Person of the Week: Jackie Robinson
April 13, 2007 -- As radio shock jock Don Imus apologizes to the Rutgers women's basketball team for his racist characterization of its players, the event is playing out exactly 60 years after Jackie Robinson broke the color line in baseball.
When Robinson took the field, he faced racist taunts, and while much has changed since that time, it's clear that much has stayed the same.
In 1947, when Robinson walked out on the diamond as baseball's first black player, ugly abuse was spewed at him -- he met with shouts and bean balls, and received hate mail that carried threats to his life.
At the time, segregation was everywhere -- in neighborhoods, schools and the armed forces, and Major League Baseball was played only by white men. But then, Dodgers manager Branch Rickey signed Jack Roosevelt Robinson for $5,000 a year, and changed America's favorite pastime.

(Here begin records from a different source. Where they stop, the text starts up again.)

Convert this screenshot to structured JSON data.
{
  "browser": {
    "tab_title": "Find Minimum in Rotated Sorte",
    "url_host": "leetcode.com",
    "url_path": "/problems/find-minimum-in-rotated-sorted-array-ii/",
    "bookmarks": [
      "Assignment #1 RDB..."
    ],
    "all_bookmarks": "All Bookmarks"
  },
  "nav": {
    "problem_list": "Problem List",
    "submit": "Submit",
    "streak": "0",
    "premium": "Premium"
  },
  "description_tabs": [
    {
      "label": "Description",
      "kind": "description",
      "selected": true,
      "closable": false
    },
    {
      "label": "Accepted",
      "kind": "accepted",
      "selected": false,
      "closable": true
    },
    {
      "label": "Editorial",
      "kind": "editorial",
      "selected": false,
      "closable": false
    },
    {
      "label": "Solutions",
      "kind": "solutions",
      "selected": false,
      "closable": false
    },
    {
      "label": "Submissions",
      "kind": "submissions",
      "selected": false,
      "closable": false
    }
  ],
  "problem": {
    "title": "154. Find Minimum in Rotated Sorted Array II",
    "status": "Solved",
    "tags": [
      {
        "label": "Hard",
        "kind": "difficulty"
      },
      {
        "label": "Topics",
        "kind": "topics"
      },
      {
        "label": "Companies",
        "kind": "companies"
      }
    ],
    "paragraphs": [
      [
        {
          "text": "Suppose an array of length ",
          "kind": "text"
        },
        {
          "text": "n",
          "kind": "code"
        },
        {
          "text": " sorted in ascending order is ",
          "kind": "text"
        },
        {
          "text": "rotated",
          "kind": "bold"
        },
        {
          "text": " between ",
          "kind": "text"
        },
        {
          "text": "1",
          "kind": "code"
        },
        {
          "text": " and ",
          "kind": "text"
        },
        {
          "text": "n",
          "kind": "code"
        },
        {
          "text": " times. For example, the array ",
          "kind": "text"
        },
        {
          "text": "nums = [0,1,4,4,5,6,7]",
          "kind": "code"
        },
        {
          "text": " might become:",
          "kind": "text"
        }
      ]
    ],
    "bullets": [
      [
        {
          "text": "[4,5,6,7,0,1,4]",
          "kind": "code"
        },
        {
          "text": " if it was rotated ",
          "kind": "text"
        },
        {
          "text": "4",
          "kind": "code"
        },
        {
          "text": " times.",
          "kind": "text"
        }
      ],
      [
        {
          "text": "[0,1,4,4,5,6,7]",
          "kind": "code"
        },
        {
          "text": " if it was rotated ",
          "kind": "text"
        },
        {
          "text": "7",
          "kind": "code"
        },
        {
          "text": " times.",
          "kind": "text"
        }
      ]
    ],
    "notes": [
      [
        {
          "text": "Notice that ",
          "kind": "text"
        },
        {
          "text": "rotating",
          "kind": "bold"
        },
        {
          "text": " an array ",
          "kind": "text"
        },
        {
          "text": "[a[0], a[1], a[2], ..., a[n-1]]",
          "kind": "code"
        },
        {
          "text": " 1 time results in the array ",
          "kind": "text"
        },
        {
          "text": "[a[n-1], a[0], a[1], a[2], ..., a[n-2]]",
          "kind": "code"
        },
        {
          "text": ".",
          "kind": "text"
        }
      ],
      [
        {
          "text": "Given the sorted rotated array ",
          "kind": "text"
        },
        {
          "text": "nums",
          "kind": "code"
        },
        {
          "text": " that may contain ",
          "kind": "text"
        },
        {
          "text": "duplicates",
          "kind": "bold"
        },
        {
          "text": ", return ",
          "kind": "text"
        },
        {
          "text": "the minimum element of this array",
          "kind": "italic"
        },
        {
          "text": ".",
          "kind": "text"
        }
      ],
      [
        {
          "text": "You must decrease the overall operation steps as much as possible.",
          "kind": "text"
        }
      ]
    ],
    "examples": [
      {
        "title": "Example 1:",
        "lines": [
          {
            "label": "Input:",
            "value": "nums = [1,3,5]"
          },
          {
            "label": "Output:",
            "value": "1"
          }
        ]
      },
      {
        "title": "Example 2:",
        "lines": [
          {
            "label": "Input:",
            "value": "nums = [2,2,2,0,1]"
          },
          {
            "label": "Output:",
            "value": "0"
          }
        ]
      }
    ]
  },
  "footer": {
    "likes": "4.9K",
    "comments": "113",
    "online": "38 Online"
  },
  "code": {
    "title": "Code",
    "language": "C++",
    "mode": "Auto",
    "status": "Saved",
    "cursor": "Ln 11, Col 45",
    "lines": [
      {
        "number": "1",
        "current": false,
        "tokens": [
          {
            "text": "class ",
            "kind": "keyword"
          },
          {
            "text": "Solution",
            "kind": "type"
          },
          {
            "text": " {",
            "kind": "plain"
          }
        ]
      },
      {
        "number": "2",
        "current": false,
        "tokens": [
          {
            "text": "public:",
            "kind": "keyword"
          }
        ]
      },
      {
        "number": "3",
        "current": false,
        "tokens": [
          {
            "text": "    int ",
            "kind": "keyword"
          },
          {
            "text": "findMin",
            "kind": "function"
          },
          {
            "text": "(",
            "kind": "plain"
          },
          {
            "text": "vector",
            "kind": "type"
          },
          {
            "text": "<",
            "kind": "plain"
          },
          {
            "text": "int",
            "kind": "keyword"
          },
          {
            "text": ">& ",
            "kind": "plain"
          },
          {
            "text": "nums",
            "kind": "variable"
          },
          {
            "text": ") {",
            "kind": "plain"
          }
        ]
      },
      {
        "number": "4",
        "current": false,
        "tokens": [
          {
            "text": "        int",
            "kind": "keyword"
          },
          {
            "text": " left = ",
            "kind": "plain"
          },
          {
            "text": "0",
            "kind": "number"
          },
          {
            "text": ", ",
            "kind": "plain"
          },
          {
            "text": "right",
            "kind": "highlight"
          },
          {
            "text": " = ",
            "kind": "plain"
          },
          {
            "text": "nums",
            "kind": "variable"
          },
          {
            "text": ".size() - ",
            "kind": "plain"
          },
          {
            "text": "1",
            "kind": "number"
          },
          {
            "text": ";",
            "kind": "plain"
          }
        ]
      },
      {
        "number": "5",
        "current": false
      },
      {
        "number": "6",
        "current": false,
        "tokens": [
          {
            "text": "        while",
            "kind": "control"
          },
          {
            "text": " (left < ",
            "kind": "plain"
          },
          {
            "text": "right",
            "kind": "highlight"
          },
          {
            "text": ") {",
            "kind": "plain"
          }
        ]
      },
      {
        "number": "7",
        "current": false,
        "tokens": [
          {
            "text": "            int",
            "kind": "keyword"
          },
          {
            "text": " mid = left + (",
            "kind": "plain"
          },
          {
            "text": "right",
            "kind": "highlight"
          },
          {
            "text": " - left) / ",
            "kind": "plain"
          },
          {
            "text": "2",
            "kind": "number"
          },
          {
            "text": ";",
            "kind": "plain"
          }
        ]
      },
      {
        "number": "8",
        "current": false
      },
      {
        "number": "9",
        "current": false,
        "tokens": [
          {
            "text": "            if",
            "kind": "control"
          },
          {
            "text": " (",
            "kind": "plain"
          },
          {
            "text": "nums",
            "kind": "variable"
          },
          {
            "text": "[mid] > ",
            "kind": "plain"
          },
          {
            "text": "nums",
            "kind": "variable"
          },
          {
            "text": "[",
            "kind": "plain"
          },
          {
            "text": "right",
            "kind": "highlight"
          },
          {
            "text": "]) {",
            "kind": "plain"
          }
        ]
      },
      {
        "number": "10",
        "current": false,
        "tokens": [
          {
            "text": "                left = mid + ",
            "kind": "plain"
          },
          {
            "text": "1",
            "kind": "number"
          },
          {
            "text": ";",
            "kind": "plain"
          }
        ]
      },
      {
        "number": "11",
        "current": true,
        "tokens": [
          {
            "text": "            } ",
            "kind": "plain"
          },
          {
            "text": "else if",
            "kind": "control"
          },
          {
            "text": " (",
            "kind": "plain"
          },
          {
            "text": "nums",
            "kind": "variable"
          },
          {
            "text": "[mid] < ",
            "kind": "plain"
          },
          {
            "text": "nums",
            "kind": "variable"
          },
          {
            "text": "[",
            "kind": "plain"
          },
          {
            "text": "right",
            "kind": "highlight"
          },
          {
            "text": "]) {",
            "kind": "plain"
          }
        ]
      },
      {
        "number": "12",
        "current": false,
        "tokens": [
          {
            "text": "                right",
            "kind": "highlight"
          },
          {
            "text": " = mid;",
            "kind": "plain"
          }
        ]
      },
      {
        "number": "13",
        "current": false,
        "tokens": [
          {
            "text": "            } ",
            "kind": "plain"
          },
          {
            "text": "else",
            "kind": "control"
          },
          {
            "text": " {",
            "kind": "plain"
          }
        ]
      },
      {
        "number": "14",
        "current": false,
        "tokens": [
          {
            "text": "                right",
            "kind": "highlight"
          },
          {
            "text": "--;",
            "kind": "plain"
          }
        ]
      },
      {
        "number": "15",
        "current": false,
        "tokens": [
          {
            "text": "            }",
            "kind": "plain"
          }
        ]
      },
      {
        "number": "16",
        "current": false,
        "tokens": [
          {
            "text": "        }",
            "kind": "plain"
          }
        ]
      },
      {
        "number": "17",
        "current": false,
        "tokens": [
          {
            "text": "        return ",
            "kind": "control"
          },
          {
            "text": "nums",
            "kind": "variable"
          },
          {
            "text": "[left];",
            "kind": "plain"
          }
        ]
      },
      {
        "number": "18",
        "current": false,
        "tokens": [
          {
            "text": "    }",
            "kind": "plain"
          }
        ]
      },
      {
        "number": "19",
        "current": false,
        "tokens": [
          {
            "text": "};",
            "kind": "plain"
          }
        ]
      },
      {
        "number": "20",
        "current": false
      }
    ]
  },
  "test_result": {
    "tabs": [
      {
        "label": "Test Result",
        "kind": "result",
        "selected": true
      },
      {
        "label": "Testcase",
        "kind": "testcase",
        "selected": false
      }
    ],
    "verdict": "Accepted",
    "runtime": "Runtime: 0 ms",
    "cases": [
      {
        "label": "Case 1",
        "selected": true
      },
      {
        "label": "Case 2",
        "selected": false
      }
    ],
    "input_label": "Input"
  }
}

Robinson would go on to participate in a championship season -- he stole his first World Series base that October, helped the Dodgers win the pennant, and was named Rookie of the Year. Robinson went on to play on six All-Star teams and participate in five more World Series games.
He was soon followed onto the field by other black players, including Larry Doby, Don Newcombe, Roy Campanella, Willie Mays, Ernie Banks and dozens more to come.
Still, despite Robinson's success, there were restaurants that wouldn't serve him, hotels where he could not stay, and he had to sell appliances to make ends meet. Yet through it all, there was much more to Jackie Robinson than his exceptional skills on the diamond; he became known for his courage, dignity and passion for brotherhood and civil rights, achievements that endured long after he'd left the big leagues.
In 1957, when the Dodgers traded him to the New York Giants, he said no thanks, and retired. He was, of course, already a giant, and he is our Person of the Week.